Some Republicans are calling for more cuts to public schools, healthcare, and public safety. Secretary of Finance Preston Doerfinger, who represents Republican Gov. Mary Fallin in budget negotiations, was at least willing to forego anymore income tax cuts, and he even remarked that Oklahoma needs “to have a serious conversation about revenue.”
For Cherokee football fans, the Heart of Dallas Bowl brought good news in that most commentators agreed it was the most exciting of the early bowl games. Pulses were pounding when Army eked out a win over the University of North Texas by 38-31 in overtime.

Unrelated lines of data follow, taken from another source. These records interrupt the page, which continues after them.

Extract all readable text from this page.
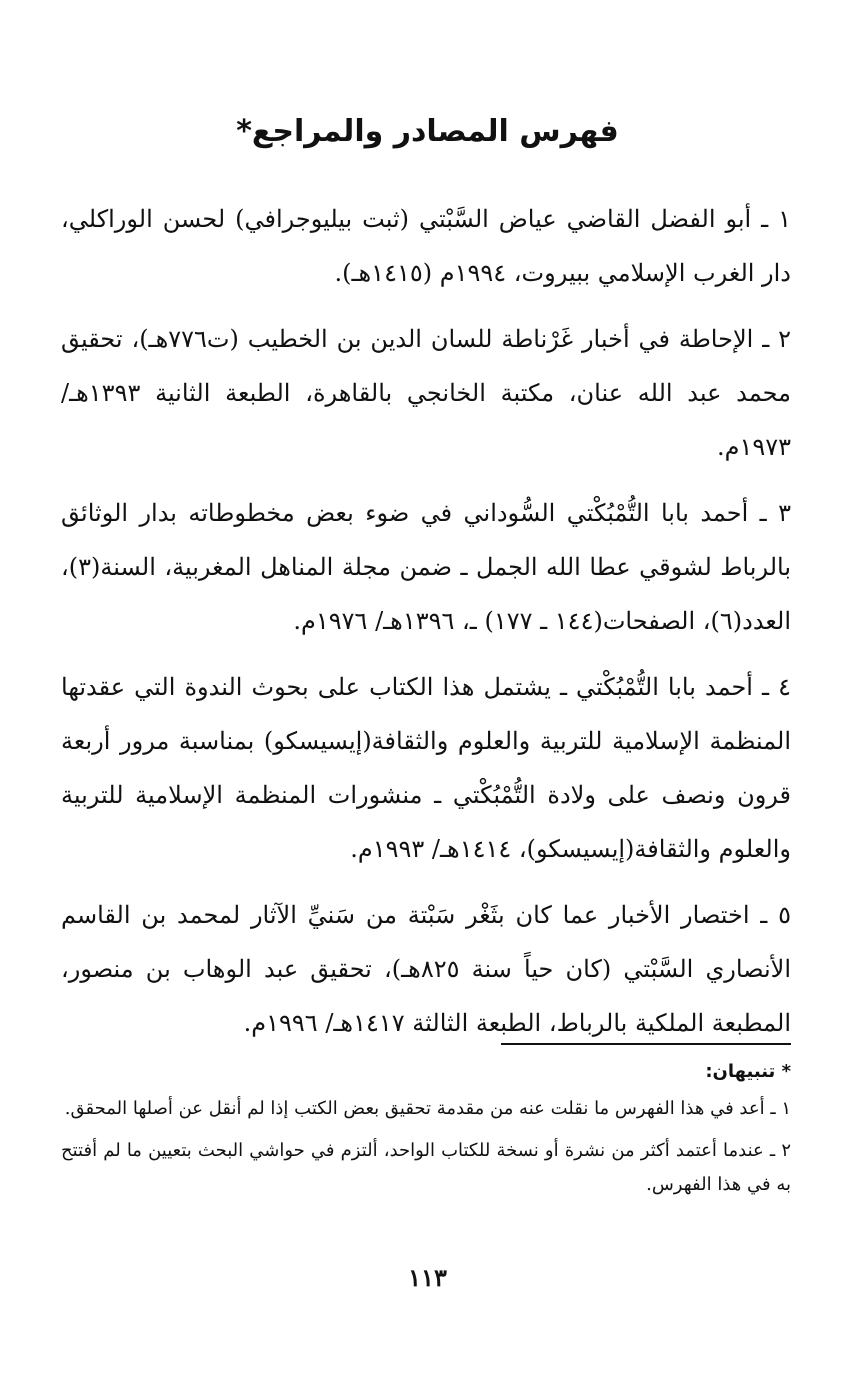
فهرس المصادر والمراجع*
١ ـ أبو الفضل القاضي عياض السَّبْتي (ثبت بيليوجرافي) لحسن الوراكلي، دار الغرب الإسلامي ببيروت، ١٩٩٤م (١٤١٥هـ).
٢ ـ الإحاطة في أخبار غَرْناطة للسان الدين بن الخطيب (ت٧٧٦هـ)، تحقيق محمد عبد الله عنان، مكتبة الخانجي بالقاهرة، الطبعة الثانية ١٣٩٣هـ/ ١٩٧٣م.
٣ ـ أحمد بابا التُّمْبُكْتي السُّوداني في ضوء بعض مخطوطاته بدار الوثائق بالرباط لشوقي عطا الله الجمل ـ ضمن مجلة المناهل المغربية، السنة(٣)، العدد(٦)، الصفحات(١٤٤ ـ ١٧٧) ـ، ١٣٩٦هـ/ ١٩٧٦م.
٤ ـ أحمد بابا التُّمْبُكْتي ـ يشتمل هذا الكتاب على بحوث الندوة التي عقدتها المنظمة الإسلامية للتربية والعلوم والثقافة(إيسيسكو) بمناسبة مرور أربعة قرون ونصف على ولادة التُّمْبُكْتي ـ منشورات المنظمة الإسلامية للتربية والعلوم والثقافة(إيسيسكو)، ١٤١٤هـ/ ١٩٩٣م.
٥ ـ اختصار الأخبار عما كان بثَغْر سَبْتة من سَنيِّ الآثار لمحمد بن القاسم الأنصاري السَّبْتي (كان حياً سنة ٨٢٥هـ)، تحقيق عبد الوهاب بن منصور، المطبعة الملكية بالرباط، الطبعة الثالثة ١٤١٧هـ/ ١٩٩٦م.
* تنبيهان:
١ ـ أعد في هذا الفهرس ما نقلت عنه من مقدمة تحقيق بعض الكتب إذا لم أنقل عن أصلها المحقق.
٢ ـ عندما أعتمد أكثر من نشرة أو نسخة للكتاب الواحد، ألتزم في حواشي البحث بتعيين ما لم أفتتح به في هذا الفهرس.
١١٣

The bad news in Cherokee country was that Coach Seth Littrell started senior quarterback Alec Morris to play his last game for the Mean Green rather than Cherokee citizen Mason Fine, who missed the last two games of the regular season with a shoulder injury after battling his way to the starting job in his freshman year. The coach said Fine was able to play but Morris had more practice.
After the game, Morris re-tweeted a threat he received over the loss: “I’m going to find you and kill you. Your mother deserves to die of cancer.” The guy this “fan” wanted to kill was 26 of 38 for 304 yards, three touchdowns and one interception. That’s too good a performance to be blamed for losing the game.
Fine will be the future of the Mean Green and that future looks pretty bright after the buzz this year generated. The Los Angeles Times said of the North Texas-Army matchup, “The bar has been set. The big-time playoffs have something to live up to.”